It is a leaner, stronger and quicker Freddie Holly III on the practice field for the University of Hawaii football team this spring, but the biggest difference, his coaches will tell you, isn’t measured solely in the running back’s 40-yard dash time.
Instead, it is the burst in grade-point average.
Holly has gone from a 2.7 GPA to a 4.0 in public health-heavy course load over the past year, figures reflective of his overall maturity and dedication to school and sport.
Two years into his stay at UH, Holly, who will be a redshirt sophomore in the fall, has come to see it as “my time” on and off the field for the Rainbow Warriors.
After sitting behind the record-setting Diocemy Saint Juste for two seasons, Holly has painstakingly gone about investing in his future.
“What he has done in the classroom shows how serious he is, how committed he is and that carries over to football,” head coach Nick Rolovich said.
Off the field, Holly has worked to become a more diligent and productive student. On it, he has sought to embrace the move to the run and shoot offense. “If I wanted to help my team I knew I needed to have a productive offseason,” Holly said. “I felt like becoming leaner was smarter for me, for what I wanted to do.”
What he has wanted to be since arriving from Riverside, Calif., was to become a playmaker who could make a difference. He was one of the most heralded players — “the prize of the 2016 Hawaii recruiting class,” according to one recruiting outlet — as a three-star prospect with 69 touchdowns and 5,752 yards in his high school career.
But behind Saint Juste, Paul Harris and Steven Lakalaka in 2016, he was redshirted. In 2017, between Saint Juste’s record binge and Ryan Tuiasoa’s short-yardage specialty, there was scant work to go around and Holly carried the ball just nine times (for 27 yards) all season.
“It was disappointing,”Holly said, “But I used it as motivation to learn from them, to get better.”
Brian Smith, UH offensive coordinator and running backs coach, said, “That was probably the best room (of running backs) I’ve been around, just the way they encouraged each other, supported each other and played their roles.”
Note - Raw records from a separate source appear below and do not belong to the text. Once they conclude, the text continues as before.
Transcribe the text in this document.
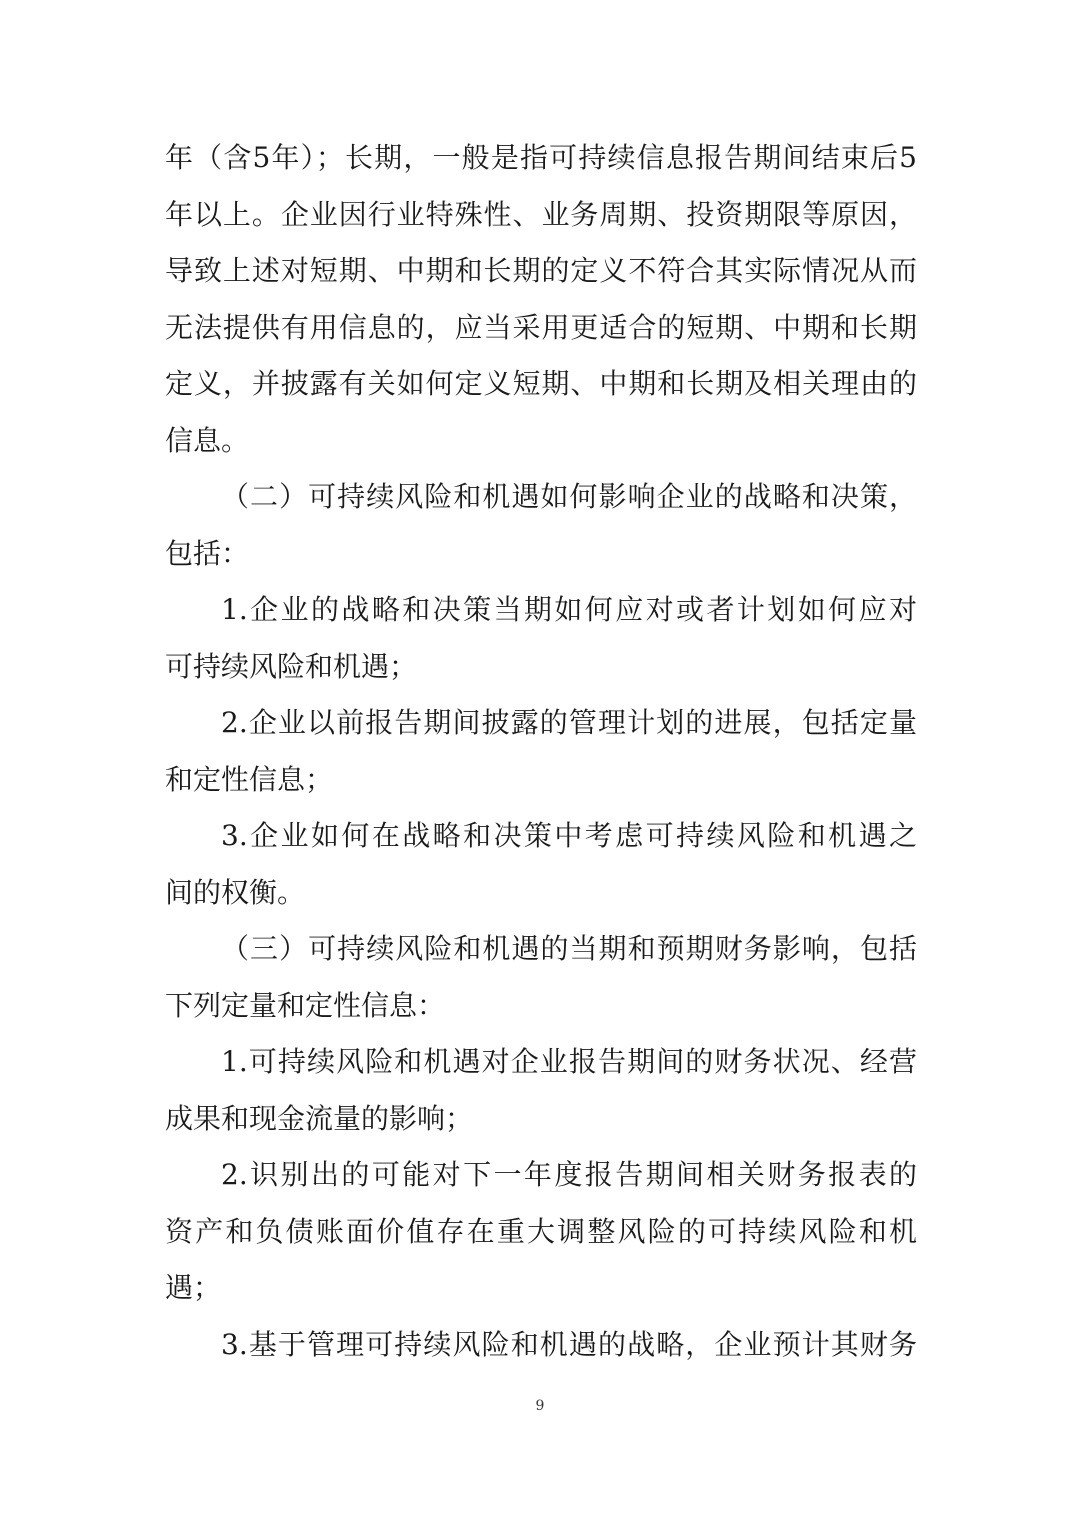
年（含5年）；长期，一般是指可持续信息报告期间结束后5
年以上。企业因行业特殊性、业务周期、投资期限等原因，
导致上述对短期、中期和长期的定义不符合其实际情况从而
无法提供有用信息的，应当采用更适合的短期、中期和长期
定义，并披露有关如何定义短期、中期和长期及相关理由的
信息。
（二）可持续风险和机遇如何影响企业的战略和决策，
包括：
1.企业的战略和决策当期如何应对或者计划如何应对
可持续风险和机遇；
2.企业以前报告期间披露的管理计划的进展，包括定量
和定性信息；
3.企业如何在战略和决策中考虑可持续风险和机遇之
间的权衡。
（三）可持续风险和机遇的当期和预期财务影响，包括
下列定量和定性信息：
1.可持续风险和机遇对企业报告期间的财务状况、经营
成果和现金流量的影响；
2.识别出的可能对下一年度报告期间相关财务报表的
资产和负债账面价值存在重大调整风险的可持续风险和机
遇；
3.基于管理可持续风险和机遇的战略，企业预计其财务
9
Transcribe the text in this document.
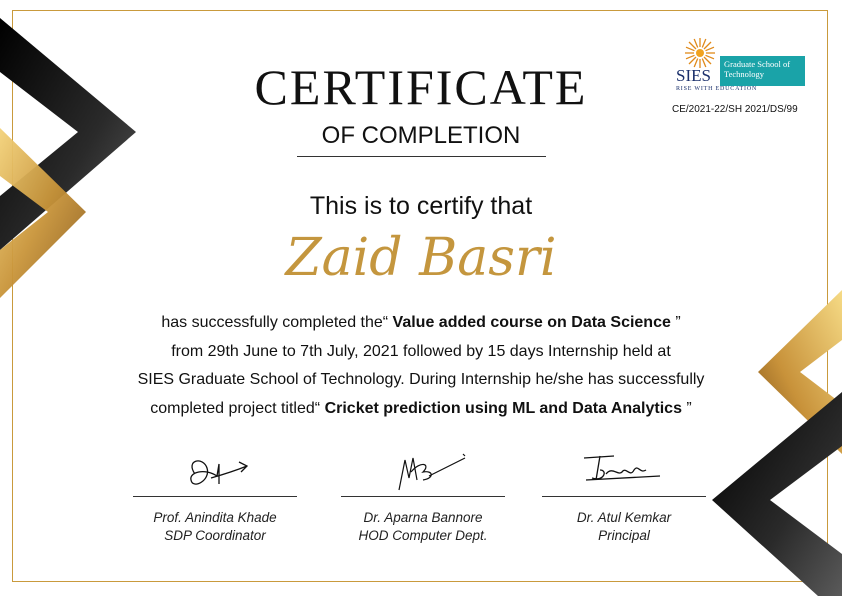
SIES
RISE WITH EDUCATION
Graduate School of Technology
CE/2021-22/SH 2021/DS/99
CERTIFICATE
OF COMPLETION
This is to certify that
Zaid Basri
has successfully completed the“ Value added course on Data Science ”
from 29th June to 7th July, 2021 followed by 15 days Internship held at
SIES Graduate School of Technology. During Internship he/she has successfully
completed project titled“ Cricket prediction using ML and Data Analytics ”
Prof. Anindita Khade
SDP Coordinator
Dr. Aparna Bannore
HOD Computer Dept.
Dr. Atul Kemkar
Principal
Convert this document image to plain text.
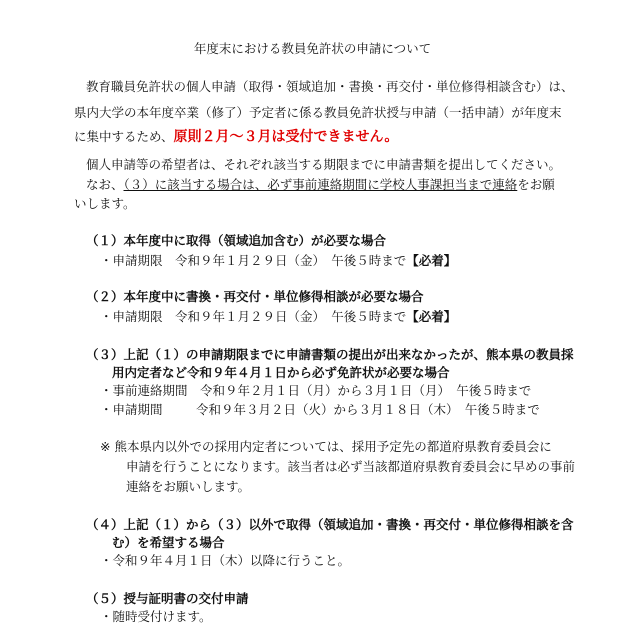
年度末における教員免許状の申請について
教育職員免許状の個人申請（取得・領域追加・書換・再交付・単位修得相談含む）は、
県内大学の本年度卒業（修了）予定者に係る教員免許状授与申請（一括申請）が年度末
に集中するため、原則２月～３月は受付できません。
個人申請等の希望者は、それぞれ該当する期限までに申請書類を提出してください。
なお、（３）に該当する場合は、必ず事前連絡期間に学校人事課担当まで連絡をお願
いします。
（１）本年度中に取得（領域追加含む）が必要な場合
・申請期限　 令和９年１月２９日（金）　午後５時まで【必着】
（２）本年度中に書換・再交付・単位修得相談が必要な場合
・申請期限　 令和９年１月２９日（金）　午後５時まで【必着】
（３）上記（１）の申請期限までに申請書類の提出が出来なかったが、熊本県の教員採
用内定者など令和９年４月１日から必ず免許状が必要な場合
・事前連絡期間　 令和９年２月１日（月）から３月１日（月）　午後５時まで
・申請期間	令和９年３月２日（火）から３月１８日（木）　午後５時まで
※ 熊本県内以外での採用内定者については、採用予定先の都道府県教育委員会に
申請を行うことになります。該当者は必ず当該都道府県教育委員会に早めの事前
連絡をお願いします。
（４）上記（１）から（３）以外で取得（領域追加・書換・再交付・単位修得相談を含
む）を希望する場合
・令和９年４月１日（木）以降に行うこと。
（５）授与証明書の交付申請
・随時受付けます。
To expand his opportunities this season heading into the run and shoot, Holly signed on for extensive work with strength and conditioning coordinator Bubba Reynolds, changing his diet and working on increasing explosive speed while dropping fat.
“You can see a difference,” Smith said.
Holly has embraced the move to the run and shoot offense, drawing on his friendship with former UH running back Alex Green (2009-10). Green, a third round pick of the Green Bay Packers in the 2011 NFL Draft, served as a UH manager in 2016, Holly’s redshirt season, while finishing his degree. “I watched his (video) clips and how he ran,” Holly said. “I still watch them at home.”
When the switch in UH offenses was announced, “I just thought about Alex Green. I just pictured the big holes and the way he ran right up the seams,” Holly said. “I thought, maybe, that could be me.”
To get that opportunity, Holly has redoubled his efforts to become a solid blocker.
“He’s got all the tools,” Smith said. “And, he’s showing what kind of a student and what kind of a player he wants to be.”